Dans les années 60, un petit groupe de jeunes à peine sortis du lycée et la plupart habitant au-delà de Villefranche, avaient pour habitude de venir à Nice deux soirs par semaine. Le mercredi était jours de théâtre et le samedi jour de danse.
Etudiants de Sup de co, le refuge des fils de commerçants, ou filles à papa placées dans une boutique amie, ils découvraient avec stupeur Brecht, Kafka, Ibsen, Ionesco, Beckett et négligeaient dans un même haussement d'épaule et le cercle Molière et les tournées Karsenty, mais ne refusaient pas d'applaudir Qui a peur de Virginia Woolf quand il le fallait au Casino de la Méditerranée. A la sortie il rejoignaient les acteurs qui se retrouvaient à la Malinka dans le quartier aujourd'hui culturellement désaffecté de Saint Philippe. Sur des tabourets de bois, dans l'ambiance d'une datcha reconstituée en sous-sol, régnait Mania, une authentique Russe, et son fils.
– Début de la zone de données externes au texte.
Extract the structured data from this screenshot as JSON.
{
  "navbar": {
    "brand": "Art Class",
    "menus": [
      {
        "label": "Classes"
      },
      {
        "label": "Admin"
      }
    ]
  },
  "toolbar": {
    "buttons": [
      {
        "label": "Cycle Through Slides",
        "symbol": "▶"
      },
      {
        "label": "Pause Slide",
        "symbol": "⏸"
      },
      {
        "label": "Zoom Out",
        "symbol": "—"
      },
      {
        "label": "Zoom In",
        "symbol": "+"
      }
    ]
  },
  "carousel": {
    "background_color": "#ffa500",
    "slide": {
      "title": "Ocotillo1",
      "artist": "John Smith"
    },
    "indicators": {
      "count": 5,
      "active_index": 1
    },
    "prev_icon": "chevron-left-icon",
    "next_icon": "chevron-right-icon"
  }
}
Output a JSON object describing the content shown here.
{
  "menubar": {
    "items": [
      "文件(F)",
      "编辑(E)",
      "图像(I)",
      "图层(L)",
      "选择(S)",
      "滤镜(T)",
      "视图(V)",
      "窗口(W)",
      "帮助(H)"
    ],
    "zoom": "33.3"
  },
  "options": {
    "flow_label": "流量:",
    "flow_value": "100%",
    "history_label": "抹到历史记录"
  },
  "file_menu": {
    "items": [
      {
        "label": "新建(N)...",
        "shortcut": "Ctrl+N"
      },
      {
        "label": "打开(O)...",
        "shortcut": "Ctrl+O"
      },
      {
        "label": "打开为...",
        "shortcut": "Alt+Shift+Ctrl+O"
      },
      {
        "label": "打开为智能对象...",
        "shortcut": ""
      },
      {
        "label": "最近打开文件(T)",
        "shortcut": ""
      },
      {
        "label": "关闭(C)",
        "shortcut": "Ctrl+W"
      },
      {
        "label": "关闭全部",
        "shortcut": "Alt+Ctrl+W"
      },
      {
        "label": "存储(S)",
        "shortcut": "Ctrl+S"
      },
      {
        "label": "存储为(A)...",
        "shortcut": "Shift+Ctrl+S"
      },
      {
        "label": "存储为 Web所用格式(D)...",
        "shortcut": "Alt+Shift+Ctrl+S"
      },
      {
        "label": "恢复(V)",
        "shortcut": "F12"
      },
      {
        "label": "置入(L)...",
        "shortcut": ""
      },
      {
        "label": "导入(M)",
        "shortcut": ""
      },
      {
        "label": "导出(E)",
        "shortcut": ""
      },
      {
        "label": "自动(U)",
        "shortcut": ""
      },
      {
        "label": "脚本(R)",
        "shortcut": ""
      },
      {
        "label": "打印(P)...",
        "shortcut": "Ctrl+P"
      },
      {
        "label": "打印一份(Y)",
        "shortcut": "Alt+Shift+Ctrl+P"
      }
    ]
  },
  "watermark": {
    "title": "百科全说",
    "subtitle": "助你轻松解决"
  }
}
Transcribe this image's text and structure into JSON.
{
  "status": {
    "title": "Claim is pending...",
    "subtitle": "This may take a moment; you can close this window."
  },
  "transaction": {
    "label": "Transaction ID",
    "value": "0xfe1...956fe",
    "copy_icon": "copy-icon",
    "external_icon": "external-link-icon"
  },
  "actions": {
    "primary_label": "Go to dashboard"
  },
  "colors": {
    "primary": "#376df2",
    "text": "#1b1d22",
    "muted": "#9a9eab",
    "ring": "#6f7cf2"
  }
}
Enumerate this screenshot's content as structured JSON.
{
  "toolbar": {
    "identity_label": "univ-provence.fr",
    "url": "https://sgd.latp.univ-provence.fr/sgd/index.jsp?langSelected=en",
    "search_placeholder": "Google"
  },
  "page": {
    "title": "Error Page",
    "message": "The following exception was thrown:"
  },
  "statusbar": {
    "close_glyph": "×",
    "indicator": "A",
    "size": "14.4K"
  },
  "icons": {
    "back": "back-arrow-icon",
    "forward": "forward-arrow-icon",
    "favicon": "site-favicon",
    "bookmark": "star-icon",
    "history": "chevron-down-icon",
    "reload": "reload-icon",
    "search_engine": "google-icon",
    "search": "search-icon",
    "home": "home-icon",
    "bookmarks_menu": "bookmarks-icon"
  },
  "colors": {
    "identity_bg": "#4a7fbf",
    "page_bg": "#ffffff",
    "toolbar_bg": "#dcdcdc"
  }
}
Nous y restions jusqu'au milieu de la nuit. La vodka et l'alcool de cerise accompagnaient des jeux d'allumettes et notamment celui auquel se livrait Pitoeff dans  l'œuvre de Resnais-Robbe-Grillet l'Année dernière à Marienbad. La troupe s'appelait Les Vaguants, elle siégeait au Club Antonin Artaud de la rue Alberti et fut dissoute fin 69 . Bien des Niçois ont participé à ses mises en scène.Le directeur de la troupe, Michel Hart, sous-employé au Théâtre de Nice, le cube de Gabrie Monnet,  après avoir fait flamber Richard III ou Godot, partira pour Paris. Des acteurs niçois, seules les soeurs Boeri feront carrière, Martine écrivant et Eliane interprétant Les 3 Jeanne, avec Chantal Pelletier et Eva Darlan.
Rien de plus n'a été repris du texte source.